Intraday Market Thoughts

Risk Rocked Ahead of NFP

by Adam Button
Sep 3, 2020 22:42

The weight of a months-long one-way rally in equities finally became too heavy to carry for the bulls on Thursday as equities were hit by a sharp selloff. When correlations break, trends reverse. The yen was the top performer while the kiwi lagged. The US and Canada August jobs reports are due up next. Below is Thursday's Premium Video, making the case for a pre-trade. 

We have been highlighting the breakdown in correlations this week as the US dollar reversed alongside Treasury yields. We also highlighted the ugly reversals Wednesday in shares of Apple and Tesla. Ashraf is comparing Wednesday's bearish outside day candle on Apple to the Dax30's candle on Thursday. 

Those were crucial signs indicating that trouble was coming. Of course, there are always negative signs in a bull market and the timing of a break is always murky. At best, the risk-reward to the downside this week was increasingly tilted negatively but there was no 'trigger' on Thursday.

Weekly jobless claims at 881K compared to 950K were better than expected, though that was likely due to a new method of seasonal adjustments. Unadjusted claims and total ongoing claims were both higher on the week. The ISM services index had a fractional miss at 56.9 vs 57.0 expected. There was no knee-jerk move on either.

Instead it was a soft open to equities that cascaded as high-flying tech stocks fell. A rush to the exits was compounded by a rush into instruments like SQQQ (ultra-short tech) that traded at extremely high volumes. While the world has been infected by COVID-19, the market has been overcome with speculation and leverage. A pattern of easy money driving up equities followed by swift corrections is becoming increasingly clear.

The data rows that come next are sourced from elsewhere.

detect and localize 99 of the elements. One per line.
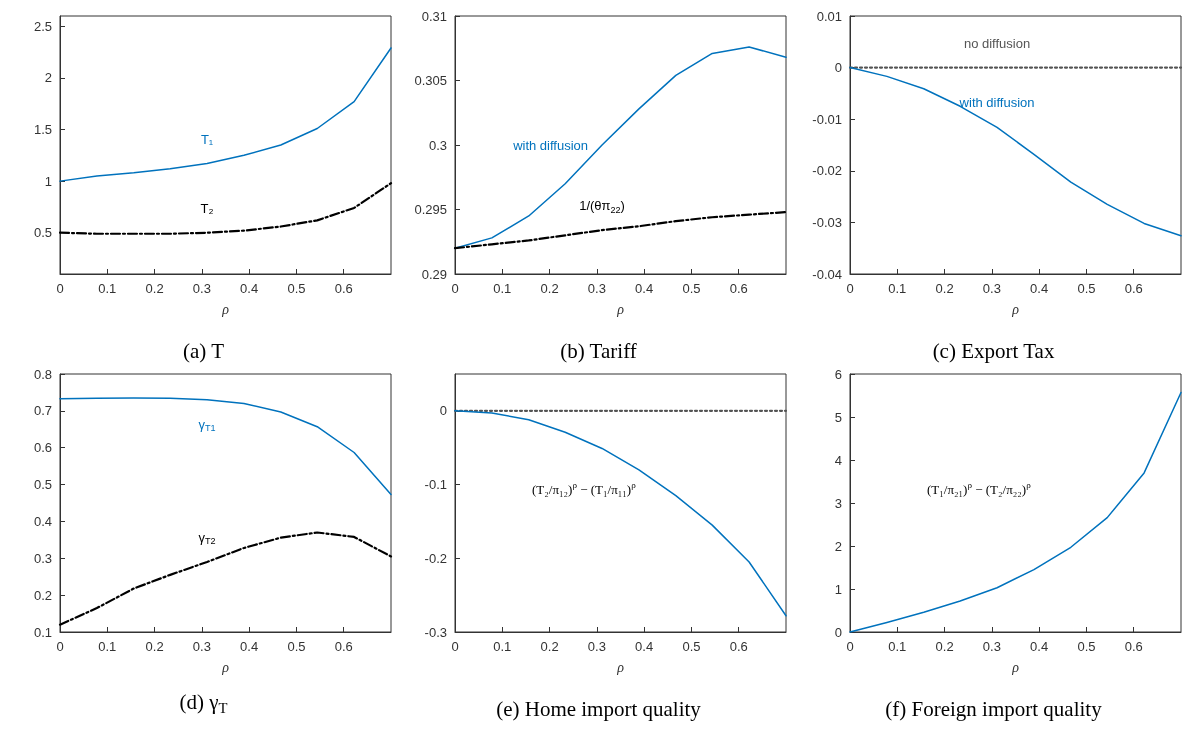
y-tick-label: -0.03 — [812, 214, 842, 230]
y-tick-label: 2.5 — [33, 18, 52, 34]
x-tick-label: 0.2 — [145, 281, 164, 296]
x-tick-label: 0.5 — [682, 281, 701, 296]
y-tick-label: 5 — [834, 409, 842, 425]
x-tick-label: 0.4 — [635, 639, 654, 654]
y-tick-label: 0.2 — [33, 587, 52, 603]
text: (b) Tariff — [560, 338, 637, 363]
y-tick-label: 6 — [834, 366, 842, 382]
x-tick-label: 0.6 — [334, 639, 353, 654]
y-tick-label: 2 — [834, 538, 842, 554]
x-tick-label: 0.3 — [192, 639, 211, 654]
line-series — [58, 531, 393, 626]
line-series — [59, 397, 392, 496]
x-tick-label: 0.5 — [287, 281, 306, 296]
x-axis-title: ρ — [221, 301, 230, 317]
line-series — [454, 410, 787, 617]
x-tick-label: 0.4 — [240, 281, 259, 296]
y-tick-label: 0.5 — [33, 477, 52, 493]
x-tick-label: 0.6 — [1124, 281, 1143, 296]
y-tick-label: 0.1 — [33, 624, 52, 640]
series-label: with diffusion — [958, 95, 1035, 111]
x-axis-title: ρ — [616, 301, 625, 317]
y-tick-label: 2 — [44, 70, 52, 86]
y-tick-label: 0.31 — [421, 8, 447, 24]
x-tick-label: 0.6 — [334, 281, 353, 296]
text: (f) Foreign import quality — [885, 696, 1103, 721]
y-tick-label: -0.2 — [424, 550, 447, 566]
series-label: with diffusion — [512, 137, 589, 153]
y-tick-label: 0.3 — [428, 137, 447, 153]
x-tick-label: 0.1 — [493, 639, 512, 654]
x-tick-label: 0.3 — [982, 281, 1001, 296]
x-tick-label: 0 — [56, 639, 64, 654]
x-tick-label: 0.1 — [888, 281, 907, 296]
x-tick-label: 0.4 — [1030, 281, 1049, 296]
y-tick-label: 1.5 — [33, 122, 52, 138]
series-label: T₁ — [200, 131, 214, 147]
x-tick-label: 0 — [451, 639, 459, 654]
x-tick-label: 0.4 — [240, 639, 259, 654]
y-tick-label: 3 — [834, 495, 842, 511]
x-tick-label: 0.3 — [587, 639, 606, 654]
y-tick-label: 1 — [44, 173, 52, 189]
x-tick-label: 0.3 — [192, 281, 211, 296]
y-tick-label: -0.3 — [424, 624, 447, 640]
y-tick-label: 0.305 — [414, 73, 447, 88]
y-tick-label: 0.7 — [33, 403, 52, 419]
x-tick-label: 0.2 — [935, 639, 954, 654]
y-tick-label: -0.01 — [812, 111, 842, 127]
y-tick-label: -0.02 — [812, 163, 842, 179]
y-tick-label: 0 — [834, 624, 842, 640]
x-axis-title: ρ — [221, 659, 230, 675]
y-tick-label: 0.4 — [33, 513, 52, 529]
x-tick-label: 0 — [56, 281, 64, 296]
line-series — [58, 182, 393, 235]
x-tick-label: 0.1 — [98, 281, 117, 296]
y-tick-label: -0.04 — [812, 266, 842, 282]
y-tick-label: 1 — [834, 581, 842, 597]
series-label: T₂ — [200, 200, 214, 216]
x-tick-label: 0.1 — [493, 281, 512, 296]
y-tick-label: 0.5 — [33, 225, 52, 241]
x-tick-label: 0.3 — [982, 639, 1001, 654]
x-tick-label: 0.5 — [1077, 639, 1096, 654]
x-tick-label: 0.3 — [587, 281, 606, 296]
series-label: no diffusion — [963, 35, 1031, 51]
y-tick-label: 0.01 — [816, 8, 842, 24]
x-tick-label: 0.6 — [729, 281, 748, 296]
x-tick-label: 0 — [846, 639, 854, 654]
x-tick-label: 0.1 — [888, 639, 907, 654]
x-tick-label: 0 — [846, 281, 854, 296]
y-tick-label: 0.295 — [414, 202, 447, 217]
y-tick-label: 0 — [834, 60, 842, 76]
y-tick-label: -0.1 — [424, 477, 447, 493]
y-tick-label: 0 — [439, 403, 447, 419]
line-series — [59, 47, 392, 182]
x-tick-label: 0.1 — [98, 639, 117, 654]
y-tick-label: 0.6 — [33, 440, 52, 456]
x-tick-label: 0.5 — [682, 639, 701, 654]
x-axis-title: ρ — [1011, 659, 1020, 675]
x-tick-label: 0.2 — [145, 639, 164, 654]
y-tick-label: 0.8 — [33, 366, 52, 382]
x-tick-label: 0.6 — [729, 639, 748, 654]
text: (c) Export Tax — [932, 338, 1055, 363]
line-series — [849, 66, 1182, 237]
x-tick-label: 0.4 — [1030, 639, 1049, 654]
x-axis-title: ρ — [616, 659, 625, 675]
x-tick-label: 0.6 — [1124, 639, 1143, 654]
x-tick-label: 0.2 — [540, 281, 559, 296]
x-axis-title: ρ — [1011, 301, 1020, 317]
text: (a) T — [182, 338, 225, 363]
y-tick-label: 0.29 — [421, 266, 447, 282]
x-tick-label: 0.2 — [540, 639, 559, 654]
text: (e) Home import quality — [496, 696, 702, 721]
y-tick-label: 4 — [834, 452, 842, 468]
y-tick-label: 0.3 — [33, 550, 52, 566]
x-tick-label: 0.4 — [635, 281, 654, 296]
x-tick-label: 0.2 — [935, 281, 954, 296]
x-tick-label: 0 — [451, 281, 459, 296]
x-tick-label: 0.5 — [287, 639, 306, 654]
x-tick-label: 0.5 — [1077, 281, 1096, 296]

Outside of stock markets, the price action was much less dramatic and that's an upbeat signal. EUR/USD finished the day flat after an early drop. The commodity currencies fell, but only in the 60-80 pip range. Notably, several risk-sensitive EM currencies like MXN and BRL finished higher on the day.

Outside of FX, the bond market was also well-behaved.

Looking ahead, the US is expected to add 1350K jobs in August. About a fifth of those jobs will be due to temporary census hiring but the seasonal risk is from teachers. Many schools delaying the reopening could compound the usual seasonal adjustment lower. Expect the market to focus on the details.

The Canadian jobs report is also due and forecast to show a +250K net change.